Il punto è che la realtà va in quella direzione da sola e non solo perché lo dice il biologo o la selezione naturale, ma anche perché la realtà è già così, mista e complementare, e lei, la realtà, va avanti anche se non siam d'accordo. Certo, per chi è cresciuto in una famiglia mono-culturale, a scuola in una classe mono-culturale, e gli amici, la televisione e l'intorno mono-culturale, poi è difficile l'approccio col diverso, soprattutto quando quel diverso è anche meno agiato, è ancora più diverso, non solo per cultura ma anche tanto altro, dove la povertà fa da cassa di risonanza e ci fa gridare al fallimento, a noi generazioni di mezzo che vivono l'esplosione di un multiculturalismo che non sarà più un trauma ma la normalità per quelle prossime, le generazioni delle scuole multiculturali, l'università, gli amici e le relazioni sociali. Magari non sarà la perfezione (e lo sa bene mia madre), ma se basta una spallata a farci cadere nel fallimento, beh allora sarà anche peggio.

2 commenti:

rafeli ha detto...

dei colori e degli odori e delle forme diverse mi importa poco.
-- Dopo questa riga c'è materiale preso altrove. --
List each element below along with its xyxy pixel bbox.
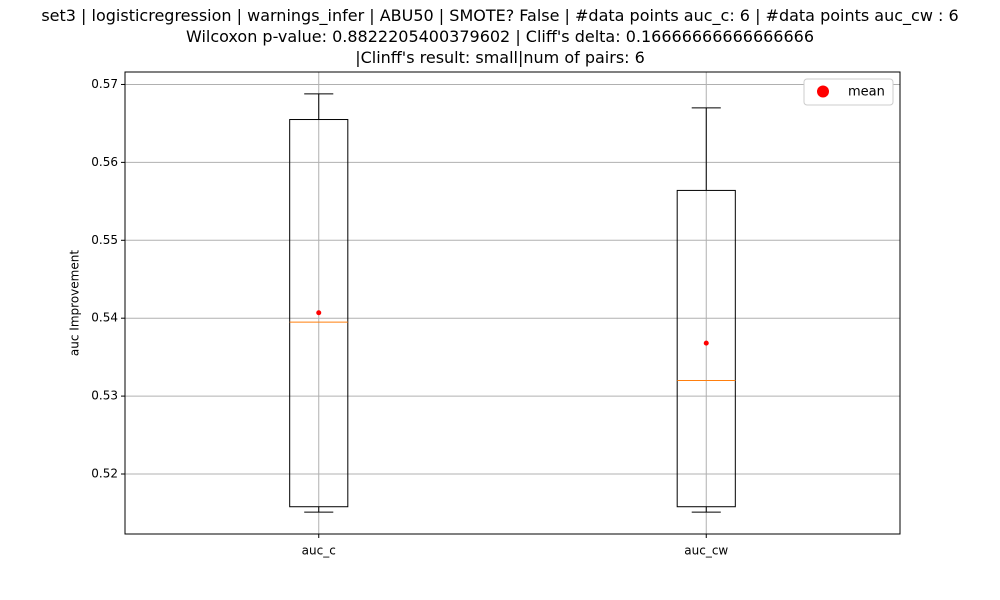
mean-marker-auc_cw (703, 340, 709, 346)
mean-marker-auc_c (316, 310, 322, 316)
box-iqr-auc_cw (676, 189, 736, 508)
box-layer (289, 93, 736, 513)
chart-title-line-1: set3 | logisticregression | warnings_inf… (41, 6, 959, 25)
y-tick-label: 0.54 (91, 311, 118, 325)
y-tick-label: 0.52 (91, 467, 118, 481)
x-tick-label: auc_c (302, 544, 336, 558)
chart-title-line-2: Wilcoxon p-value: 0.8822205400379602 | C… (185, 27, 815, 46)
box-iqr-auc_c (289, 119, 349, 508)
x-tick-label: auc_cw (684, 544, 728, 558)
y-axis-label: auc Improvement (68, 250, 82, 356)
chart-title-line-3: |Clinff's result: small|num of pairs: 6 (355, 48, 645, 67)
legend[interactable]: mean (803, 78, 894, 106)
y-tick-label: 0.55 (91, 233, 118, 247)
plot-area-frame (124, 71, 901, 535)
legend-frame (803, 78, 894, 106)
legend-mean-label: mean (848, 85, 885, 100)
y-tick-label: 0.53 (91, 389, 118, 403)
legend-mean-marker (817, 85, 829, 98)
grid-layer (125, 72, 900, 534)
axis-layer: 0.52 0.53 0.54 0.55 0.56 0.57 auc_c auc_cw (91, 77, 728, 558)
y-tick-label: 0.56 (91, 155, 118, 169)
y-tick-label: 0.57 (91, 77, 118, 91)
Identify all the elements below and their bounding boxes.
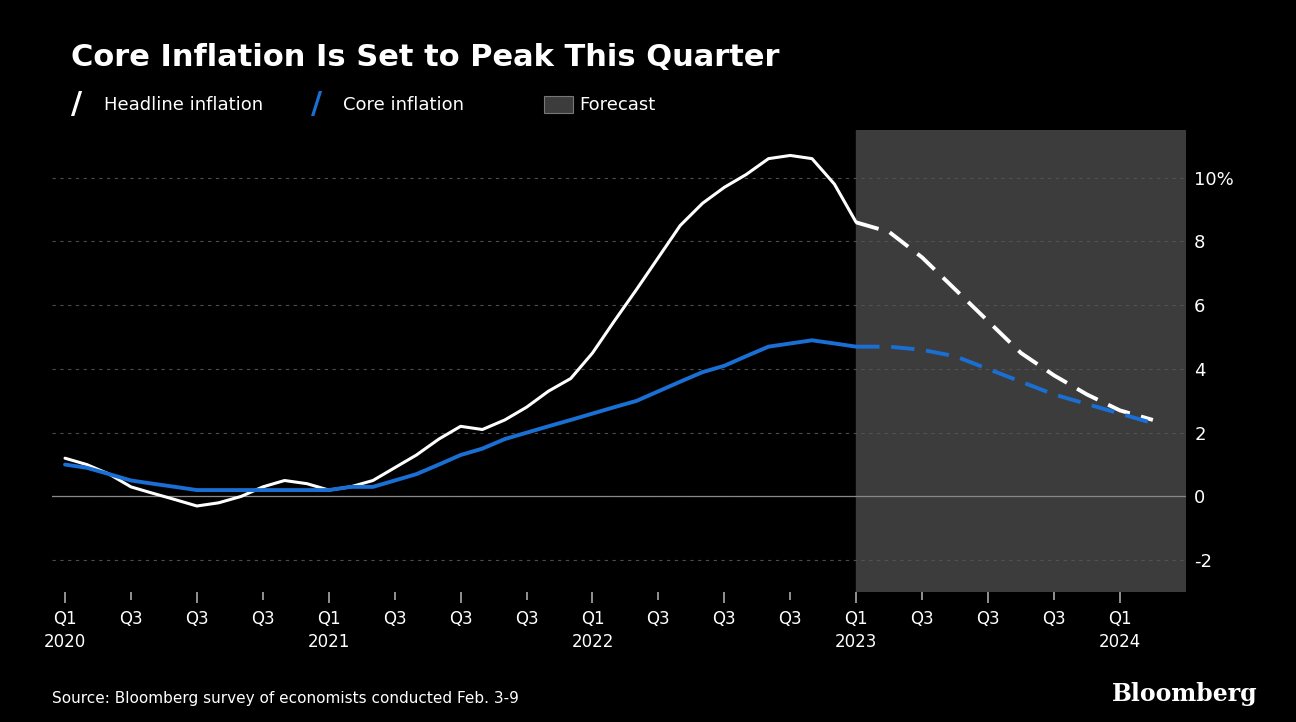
- Text: Q3: Q3: [713, 609, 736, 627]
- Text: 2021: 2021: [307, 633, 350, 651]
- Text: Q1: Q1: [581, 609, 604, 627]
- Text: Source: Bloomberg survey of economists conducted Feb. 3-9: Source: Bloomberg survey of economists c…: [52, 691, 518, 706]
- Text: Bloomberg: Bloomberg: [1112, 682, 1257, 706]
- Text: 2020: 2020: [44, 633, 86, 651]
- Text: Q3: Q3: [910, 609, 934, 627]
- Text: Q3: Q3: [515, 609, 538, 627]
- Text: Q1: Q1: [53, 609, 76, 627]
- Text: Q1: Q1: [845, 609, 868, 627]
- Text: 2022: 2022: [572, 633, 613, 651]
- Text: 2024: 2024: [1099, 633, 1140, 651]
- Text: Q3: Q3: [119, 609, 143, 627]
- Text: Q3: Q3: [779, 609, 802, 627]
- Text: Q3: Q3: [1042, 609, 1065, 627]
- Text: /: /: [311, 90, 323, 119]
- Text: 2023: 2023: [835, 633, 877, 651]
- Text: Q3: Q3: [976, 609, 999, 627]
- Text: Q3: Q3: [251, 609, 275, 627]
- Text: Q3: Q3: [382, 609, 407, 627]
- Text: Forecast: Forecast: [579, 96, 656, 113]
- Text: Q3: Q3: [185, 609, 209, 627]
- Text: Q3: Q3: [647, 609, 670, 627]
- Text: Q1: Q1: [318, 609, 341, 627]
- Text: Core inflation: Core inflation: [343, 96, 464, 113]
- Bar: [857, 130, 1186, 592]
- Text: Q1: Q1: [1108, 609, 1131, 627]
- Text: Q3: Q3: [448, 609, 473, 627]
- Text: /: /: [71, 90, 83, 119]
- Text: Core Inflation Is Set to Peak This Quarter: Core Inflation Is Set to Peak This Quart…: [71, 43, 780, 72]
- Text: Headline inflation: Headline inflation: [104, 96, 263, 113]
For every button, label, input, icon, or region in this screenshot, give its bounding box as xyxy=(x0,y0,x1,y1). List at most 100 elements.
degli spintoni, e in generale della supponenza, di certe "attitude", di un modo di approcciarsi invece Sì.

ora: se la differenza è dovuta alla genetica o alla frustrazione repressa saranno i capoccioni scienziatoni a scoprirlo, tra tanti decenni, una volta liberati dall'oscurantismo del politically correct.

andima ha detto...

@rafeli
Aspetta, come volevo dire nel post, gli spintoni e la supponenza non vengono soltanto da una cultura diversa, ma vengono principalmente da una classe meno agiata (per esempio i cazzotti sul naso possono venire anche dai tuoi connazionali, come nel caso del ragazzo irlandese). Poi, quando di base c'è la classe meno agiata, ovviamente ci sono diversi fattori da sommare, come le difficoltà economiche, un ambiente familiare poco sereno, la mancanza d'istruzione adeguata, etc., se a questo sommiamo una cultura diversa in un paese straniero, è ovvio che il risultato non potrà sempre far nascere fiori.
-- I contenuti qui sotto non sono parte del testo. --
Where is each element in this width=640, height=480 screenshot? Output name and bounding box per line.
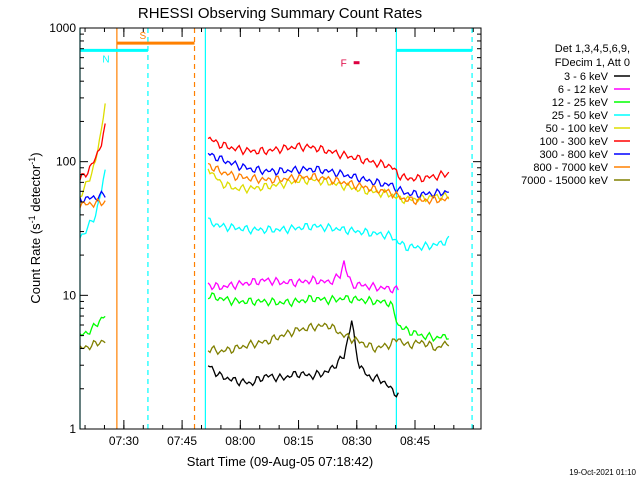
- legend: Det 1,3,4,5,6,9, FDecim 1, Att 0 3 - 6 k…: [521, 43, 630, 187]
- series-line-2-0: [79, 315, 106, 337]
- x-axis-label: Start Time (09-Aug-05 07:18:42): [187, 454, 373, 469]
- x-tick-label-5: 08:45: [400, 434, 430, 448]
- series-3: [79, 169, 450, 252]
- series-7: [79, 162, 450, 209]
- y-axis-label: Count Rate (s-1 detector-1): [27, 152, 43, 303]
- legend-label-8: 7000 - 15000 keV: [521, 175, 609, 187]
- series-6: [79, 152, 449, 204]
- annotation-label-3: F: [341, 59, 347, 70]
- series-4: [79, 103, 450, 205]
- x-tick-label-0: 07:30: [109, 434, 139, 448]
- y-tick-label-1: 10: [63, 288, 77, 302]
- plot-frame: [79, 27, 482, 430]
- series-line-4-0: [79, 103, 106, 198]
- series-1: [207, 260, 399, 294]
- series-line-4-1: [207, 168, 450, 205]
- x-tick-label-1: 07:45: [167, 434, 197, 448]
- y-tick-label-3: 1000: [49, 21, 76, 35]
- legend-label-0: 3 - 6 keV: [564, 71, 609, 83]
- series-line-5-1: [207, 136, 450, 183]
- series-line-5-0: [79, 123, 106, 181]
- legend-header-1: Det 1,3,4,5,6,9,: [555, 43, 630, 55]
- annotation-label-0: S: [140, 31, 147, 42]
- series-line-6-0: [79, 190, 106, 204]
- series-line-3-1: [207, 217, 450, 252]
- series-line-7-1: [207, 162, 450, 206]
- series-line-8-1: [207, 322, 450, 356]
- series-layer: [79, 103, 450, 398]
- series-line-7-0: [79, 197, 106, 209]
- legend-label-5: 100 - 300 keV: [540, 136, 609, 148]
- x-tick-label-2: 08:00: [225, 434, 255, 448]
- annotation-label-1: N: [102, 54, 109, 65]
- legend-label-3: 25 - 50 keV: [552, 110, 609, 122]
- legend-header-2: FDecim 1, Att 0: [555, 57, 630, 69]
- time-bar-annotations: S N F: [80, 31, 473, 70]
- series-8: [79, 322, 450, 356]
- legend-label-2: 12 - 25 keV: [552, 97, 609, 109]
- legend-label-7: 800 - 7000 keV: [533, 162, 608, 174]
- y-tick-label-2: 100: [56, 155, 76, 169]
- series-line-3-0: [79, 169, 106, 239]
- legend-label-4: 50 - 100 keV: [546, 123, 609, 135]
- series-line-0-0: [207, 320, 399, 398]
- chart-title: RHESSI Observing Summary Count Rates: [138, 5, 422, 22]
- vertical-markers: [79, 28, 473, 429]
- timestamp: 19-Oct-2021 01:10: [569, 468, 636, 477]
- series-2: [79, 292, 449, 343]
- legend-label-6: 300 - 800 keV: [540, 149, 609, 161]
- series-5: [79, 123, 450, 183]
- series-line-2-1: [207, 292, 449, 343]
- x-axis: 07:30 07:45 08:00 08:15 08:30 08:45: [84, 28, 474, 448]
- series-line-6-1: [207, 152, 449, 199]
- legend-label-1: 6 - 12 keV: [558, 84, 609, 96]
- x-tick-label-3: 08:15: [284, 434, 314, 448]
- y-tick-label-0: 1: [69, 422, 76, 436]
- series-0: [207, 320, 399, 398]
- x-tick-label-4: 08:30: [342, 434, 372, 448]
- y-axis: 1 10 100 1000: [49, 21, 481, 436]
- series-line-1-0: [207, 260, 399, 294]
- series-line-8-0: [79, 339, 106, 351]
Il punto allora qual è? E' che la povertà fa davvero da cassa di risonanza e ci fa gridare alla mancata integrazione. Noi li vorremmo tutti uguali o li vorremmo tutti di classe agiata: facile! Facile e impossibile, o almeno sarebbe bella la seconda opzione, ma abbastanza irreale, purtroppo. Perché per esempio, il collega egiziano è sì di una cultura diversa, ma è anche istruito, ha il portafogli pieno e lo si è conosciuto in un contesto diverso che già ha influito sui nostri (pre)giudizi ed approcci. Là c'è quasi sempre integrazione o almeno non c'è il rigetto iniziale, ma lì è veramente facile!

Se al momento dello spintone o della supponenza ci fermiamo soltanto sulla diversa cultura allora perdiamo parecchi dettagli importanti, andiamo al facile, parliamo di fallimenti.